There’s something too meta about reading the headline “UK Judge Allows Tweets From Assange Court Hearing” as a tweet. There’s also something frustrating about it — the sense that those who seek to do the most harm via technology are making us all use their currency. The AP reports, “Free-speech advocates are welcoming a judge’s decision.” Somehow the only “free-speech advocates” who come to mind here are Julian Assange and the rest of the cyber-anarchists now screaming about censorship. With Juan Williams losing his job for stating an opinion, and Mike Bloomberg telling Americans they should be ashamed of themselves for doing the same, is courtroom tweeting really where today’s front-line free-speech fight is?
The Assange fan club is steadily reframing the Internet technology question as one of freedom of expression, not global security, right to privacy, or rule of law. Those who applaud legal decisions allowing for freer flows of information are, at the same time, via cyber-attack, attempting to undo the foundations on which such decisions rest.
The Internet is too thoroughly transnational to make cyber-warfare a viable means of country-on-country attack. China, our biggest perceived cyber-threat, is too intertwined with the American market-state to launch anything but a self-defeating cyber-war on the U.S. A choreographed attack on the American public and private sectors would send Chinese investments plummeting. So cyber-warfare is most perfectly suited to those who are now attacking — the anarchists. They’re bent on dissolving the glue of the interconnected world.
In his book Terror And Consent, Philip Bobbitt rather brilliantly details how every type of state produces its own brand of terrorism. “In each era,” writes Bobbitt, “terrorism derives its ideology in reaction to the raison d’être of the dominant constitutional order; at the same time negating and rejecting that form’s unique ideology but mimicking the form’s structural characteristics.” So today’s cyber-anarchists seek to negate the individual opportunities furnished by the interconnected market-state while using the very machinery of that order to bring it down.
Up until a few weeks ago, one could have read a novel like G. K. Chesterton’s The Man Who Was Thursday, published in 1908, and wonder at the ridiculous fuss over the anarchists conspiring on every page. Anarchism, as a genuine force to be reckoned with, has largely come to seem absurd to us. How did that happen? According to Bobbitt, “Anarchism was not defeated. Rather it simply faded away with the imperial state nations that were its targets when this constitutional order, shattered by the First World War, was progressively replaced by nation states.” For the new kind of state, a new kind of terrorism arose. Where turn-of-the-century anarchists sought to kill imperial leaders, nation-state terrorists targeted a nation’s people.

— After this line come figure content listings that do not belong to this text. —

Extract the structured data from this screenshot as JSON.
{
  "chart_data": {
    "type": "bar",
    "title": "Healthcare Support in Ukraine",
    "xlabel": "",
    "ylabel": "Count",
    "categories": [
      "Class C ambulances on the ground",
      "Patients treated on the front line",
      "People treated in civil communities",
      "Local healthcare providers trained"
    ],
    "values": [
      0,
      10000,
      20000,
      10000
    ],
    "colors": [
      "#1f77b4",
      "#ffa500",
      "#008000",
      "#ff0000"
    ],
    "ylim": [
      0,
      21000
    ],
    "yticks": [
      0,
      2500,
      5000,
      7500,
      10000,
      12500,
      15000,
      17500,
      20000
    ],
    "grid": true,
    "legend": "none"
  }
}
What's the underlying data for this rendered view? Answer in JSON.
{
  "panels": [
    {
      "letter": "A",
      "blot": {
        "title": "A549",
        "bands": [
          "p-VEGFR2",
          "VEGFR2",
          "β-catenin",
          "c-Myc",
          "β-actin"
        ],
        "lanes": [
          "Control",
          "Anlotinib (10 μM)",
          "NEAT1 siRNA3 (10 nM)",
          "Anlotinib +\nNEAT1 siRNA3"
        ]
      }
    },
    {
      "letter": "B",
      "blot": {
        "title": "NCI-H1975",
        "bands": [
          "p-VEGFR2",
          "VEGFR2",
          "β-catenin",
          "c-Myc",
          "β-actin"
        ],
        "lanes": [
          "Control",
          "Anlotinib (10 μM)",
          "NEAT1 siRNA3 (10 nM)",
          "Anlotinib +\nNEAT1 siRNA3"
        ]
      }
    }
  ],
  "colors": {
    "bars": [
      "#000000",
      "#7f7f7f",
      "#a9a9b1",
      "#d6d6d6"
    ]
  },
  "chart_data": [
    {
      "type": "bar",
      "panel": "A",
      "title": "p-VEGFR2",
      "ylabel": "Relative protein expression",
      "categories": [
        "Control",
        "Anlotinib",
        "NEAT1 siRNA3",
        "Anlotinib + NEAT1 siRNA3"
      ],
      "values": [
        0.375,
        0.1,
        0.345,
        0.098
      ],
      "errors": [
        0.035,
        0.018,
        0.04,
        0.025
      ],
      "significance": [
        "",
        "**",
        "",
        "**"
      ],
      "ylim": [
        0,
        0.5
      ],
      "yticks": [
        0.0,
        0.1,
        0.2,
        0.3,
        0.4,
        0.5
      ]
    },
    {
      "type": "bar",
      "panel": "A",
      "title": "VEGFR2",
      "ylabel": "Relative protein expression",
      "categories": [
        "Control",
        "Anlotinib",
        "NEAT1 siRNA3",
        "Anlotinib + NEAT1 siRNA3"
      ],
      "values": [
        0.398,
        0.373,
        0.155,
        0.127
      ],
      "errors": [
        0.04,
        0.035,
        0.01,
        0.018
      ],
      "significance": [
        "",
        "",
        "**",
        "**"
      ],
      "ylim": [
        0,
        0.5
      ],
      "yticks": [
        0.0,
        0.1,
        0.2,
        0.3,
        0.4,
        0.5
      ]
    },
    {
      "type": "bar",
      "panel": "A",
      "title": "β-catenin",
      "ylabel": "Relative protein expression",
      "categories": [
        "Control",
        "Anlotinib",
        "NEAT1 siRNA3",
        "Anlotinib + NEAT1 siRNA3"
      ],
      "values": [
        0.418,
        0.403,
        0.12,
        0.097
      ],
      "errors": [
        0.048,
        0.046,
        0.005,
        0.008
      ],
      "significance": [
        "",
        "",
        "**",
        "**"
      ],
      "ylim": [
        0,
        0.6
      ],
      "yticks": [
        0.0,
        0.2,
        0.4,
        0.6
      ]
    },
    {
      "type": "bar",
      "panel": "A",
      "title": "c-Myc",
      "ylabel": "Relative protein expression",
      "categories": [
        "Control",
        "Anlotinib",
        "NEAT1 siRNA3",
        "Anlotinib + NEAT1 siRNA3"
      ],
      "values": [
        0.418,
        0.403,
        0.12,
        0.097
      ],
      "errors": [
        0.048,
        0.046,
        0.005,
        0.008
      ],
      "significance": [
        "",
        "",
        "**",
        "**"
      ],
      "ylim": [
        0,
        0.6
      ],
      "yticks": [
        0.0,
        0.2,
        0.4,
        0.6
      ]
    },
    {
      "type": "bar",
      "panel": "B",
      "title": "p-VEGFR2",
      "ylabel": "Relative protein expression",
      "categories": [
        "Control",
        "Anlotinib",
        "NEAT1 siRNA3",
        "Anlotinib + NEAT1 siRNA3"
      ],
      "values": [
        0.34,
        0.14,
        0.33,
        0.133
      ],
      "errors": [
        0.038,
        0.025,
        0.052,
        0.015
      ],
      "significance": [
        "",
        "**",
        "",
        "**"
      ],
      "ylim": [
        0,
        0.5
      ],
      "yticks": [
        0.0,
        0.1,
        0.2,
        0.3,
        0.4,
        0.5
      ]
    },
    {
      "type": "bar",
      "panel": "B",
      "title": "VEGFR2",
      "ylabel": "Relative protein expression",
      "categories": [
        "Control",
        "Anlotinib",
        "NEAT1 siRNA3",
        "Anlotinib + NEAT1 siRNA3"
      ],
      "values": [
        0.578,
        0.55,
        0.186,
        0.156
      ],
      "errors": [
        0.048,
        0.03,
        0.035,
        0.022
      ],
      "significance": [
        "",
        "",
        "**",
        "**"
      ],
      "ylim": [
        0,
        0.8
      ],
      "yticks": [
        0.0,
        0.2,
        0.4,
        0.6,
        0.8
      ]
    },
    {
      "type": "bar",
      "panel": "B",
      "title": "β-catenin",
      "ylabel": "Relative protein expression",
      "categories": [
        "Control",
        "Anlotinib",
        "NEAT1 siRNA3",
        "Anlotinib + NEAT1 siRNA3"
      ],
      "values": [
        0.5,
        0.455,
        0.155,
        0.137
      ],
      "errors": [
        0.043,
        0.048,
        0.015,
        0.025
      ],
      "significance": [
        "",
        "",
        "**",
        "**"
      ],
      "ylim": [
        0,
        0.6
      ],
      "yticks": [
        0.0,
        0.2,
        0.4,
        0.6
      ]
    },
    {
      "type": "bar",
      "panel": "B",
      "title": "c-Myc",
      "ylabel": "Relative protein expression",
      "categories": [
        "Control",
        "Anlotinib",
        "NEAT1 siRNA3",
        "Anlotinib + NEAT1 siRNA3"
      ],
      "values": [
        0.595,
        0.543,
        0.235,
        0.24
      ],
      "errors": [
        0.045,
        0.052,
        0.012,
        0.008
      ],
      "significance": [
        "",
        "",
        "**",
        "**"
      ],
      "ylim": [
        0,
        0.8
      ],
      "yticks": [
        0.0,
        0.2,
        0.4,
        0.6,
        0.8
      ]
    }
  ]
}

But now anarchism, particularly of the cyber variety, seems to have found a perfect fit once again. While greater interconnectivity among countries, corporations, and individuals means greater and more easily exploited opportunities for good, it also creates new vulnerabilities. One mouse click can now shut down countless parts of a connected system. Moreover, a cyber-terrorist network can collect many more nodes also by virtue of a mouse click. The WikiLeaks ally Anonymous, for example, has developed a program to allow would-be hackers to join the cyber-war by clicking on a button, rather than having to download anything cumbersome and traceable. So perhaps it’s not that cyber-anarchists are making us use their currency. It’s that they have successfully co-opted the technological means by which today’s constitutional order manages to survive. They’ve perverted our technology. Let’s not allow them to do the same with our legal framework.